Structural Imbalances in the U.S. Economy The uneven pattern of employment and income growth in the current economic recovery Phillip LeBel, Ph.D. Emeritus Professor of Economics Montclair State University Montclair, New Jersey

The U.S. is a global leader in output recovery, but lags in employment growth.

Lags in employment reflect a structural shift from traditional blue collar manufacturing to a knowledge-based human capital skills economy

Part of the employment shift has been driven by outsourcing of traditional manufacturing. The current rift in Congress over fast-track trade negotiations reflects concerns over the pace of adjustment, not unlike the debates over NAFTA twenty years ago. Today, this is being counter-trended somewhat by insourcing of jobs from foreign direct investment in the U.S.

As real wages have grown more slowly, there has been a major increase in two-person working households, in greater annual working hours, and in fewer vacation days.
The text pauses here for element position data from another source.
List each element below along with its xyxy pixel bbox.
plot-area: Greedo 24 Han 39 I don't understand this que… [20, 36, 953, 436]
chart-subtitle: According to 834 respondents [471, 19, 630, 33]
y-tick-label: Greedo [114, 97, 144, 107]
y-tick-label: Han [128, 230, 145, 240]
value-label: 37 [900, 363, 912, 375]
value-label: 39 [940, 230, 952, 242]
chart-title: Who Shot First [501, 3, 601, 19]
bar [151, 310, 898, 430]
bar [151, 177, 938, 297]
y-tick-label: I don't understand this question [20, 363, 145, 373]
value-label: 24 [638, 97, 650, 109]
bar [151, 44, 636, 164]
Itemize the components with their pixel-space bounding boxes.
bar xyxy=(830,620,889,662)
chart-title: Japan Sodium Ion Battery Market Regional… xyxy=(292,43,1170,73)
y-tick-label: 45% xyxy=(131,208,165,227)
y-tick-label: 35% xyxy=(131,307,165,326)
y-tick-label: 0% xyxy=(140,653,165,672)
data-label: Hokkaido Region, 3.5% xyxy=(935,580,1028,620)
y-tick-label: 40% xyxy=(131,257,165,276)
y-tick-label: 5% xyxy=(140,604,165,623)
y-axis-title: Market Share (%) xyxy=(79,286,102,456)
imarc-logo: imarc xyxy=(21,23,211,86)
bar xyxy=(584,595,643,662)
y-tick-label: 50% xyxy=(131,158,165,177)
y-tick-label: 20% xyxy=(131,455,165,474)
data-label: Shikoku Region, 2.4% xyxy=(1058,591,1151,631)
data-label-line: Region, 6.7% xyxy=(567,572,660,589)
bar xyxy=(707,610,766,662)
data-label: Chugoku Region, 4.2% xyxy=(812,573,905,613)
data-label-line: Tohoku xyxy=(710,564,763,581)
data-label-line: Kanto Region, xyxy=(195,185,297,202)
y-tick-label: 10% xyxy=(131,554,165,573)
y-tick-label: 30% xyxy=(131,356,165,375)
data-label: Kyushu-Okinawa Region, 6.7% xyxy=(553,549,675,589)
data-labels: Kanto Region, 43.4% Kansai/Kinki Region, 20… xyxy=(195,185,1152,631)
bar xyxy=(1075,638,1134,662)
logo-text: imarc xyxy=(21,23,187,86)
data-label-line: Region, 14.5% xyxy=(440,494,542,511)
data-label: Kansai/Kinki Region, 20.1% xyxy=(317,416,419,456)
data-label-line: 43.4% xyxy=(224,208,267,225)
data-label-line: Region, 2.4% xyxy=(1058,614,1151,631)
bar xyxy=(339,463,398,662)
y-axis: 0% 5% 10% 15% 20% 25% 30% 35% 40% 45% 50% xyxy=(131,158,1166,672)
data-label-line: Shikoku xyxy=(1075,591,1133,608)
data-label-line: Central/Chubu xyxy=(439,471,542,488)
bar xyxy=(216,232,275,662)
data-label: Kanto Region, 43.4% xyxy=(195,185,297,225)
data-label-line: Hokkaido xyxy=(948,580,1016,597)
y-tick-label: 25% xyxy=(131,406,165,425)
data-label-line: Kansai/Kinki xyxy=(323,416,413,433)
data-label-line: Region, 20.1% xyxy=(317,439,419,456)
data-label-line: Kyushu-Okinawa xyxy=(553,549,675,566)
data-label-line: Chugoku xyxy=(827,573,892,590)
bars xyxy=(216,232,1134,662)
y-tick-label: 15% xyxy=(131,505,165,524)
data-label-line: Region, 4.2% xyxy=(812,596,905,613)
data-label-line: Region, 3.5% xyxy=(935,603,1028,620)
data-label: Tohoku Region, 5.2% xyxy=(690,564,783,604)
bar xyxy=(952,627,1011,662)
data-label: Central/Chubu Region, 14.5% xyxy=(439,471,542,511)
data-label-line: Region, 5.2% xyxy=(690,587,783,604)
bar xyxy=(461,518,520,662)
Much of this shift has been well documented by Juliet Schor in The Overworked American (Basic Books, 1992), and updated periodically by many studies since then.

While productivity has grown, average wages have remained stagnant, with most increases in income accruing to those at the upper end of the income scale.

Some differences in income can be explained by the number of hours worked, and some can be explained by a secular decline in wage and salaried workers under collective bargaining agreements. But most of the changes reflect the overall shift from manufacturing to service employment in the economy in which human capital skills are key.

Women now outnumber men in terms of undergraduate college degree graduation numbers, account for a majority of law school and medical school graduates and other human capital intensive occupations. All of this is reflected in an uneven shift in the composition of household activity, and in the formation and dissolution of households. Hanna Rosin examines these changes in her book The End of Men and the Rise of Women. (Penguin Riverhead Press, 2012).

Not surprisingly, in a structurally changing economy, while nominal economic indicators point to more robust health, poverty has risen, as measured by the number of food stamp recipients, and the overall poverty rate.

As a result of both the deep recession that began in late 2007 and the uneven pattern of economic recovery, federal spending and federal deficits have been under upward pressure. Without structural reforms in incentives, austerity alone will not lead to a sustainable recovery in either jobs or in public deficits. Reforms need to address the changing nature of work in a human capital intensive service economy.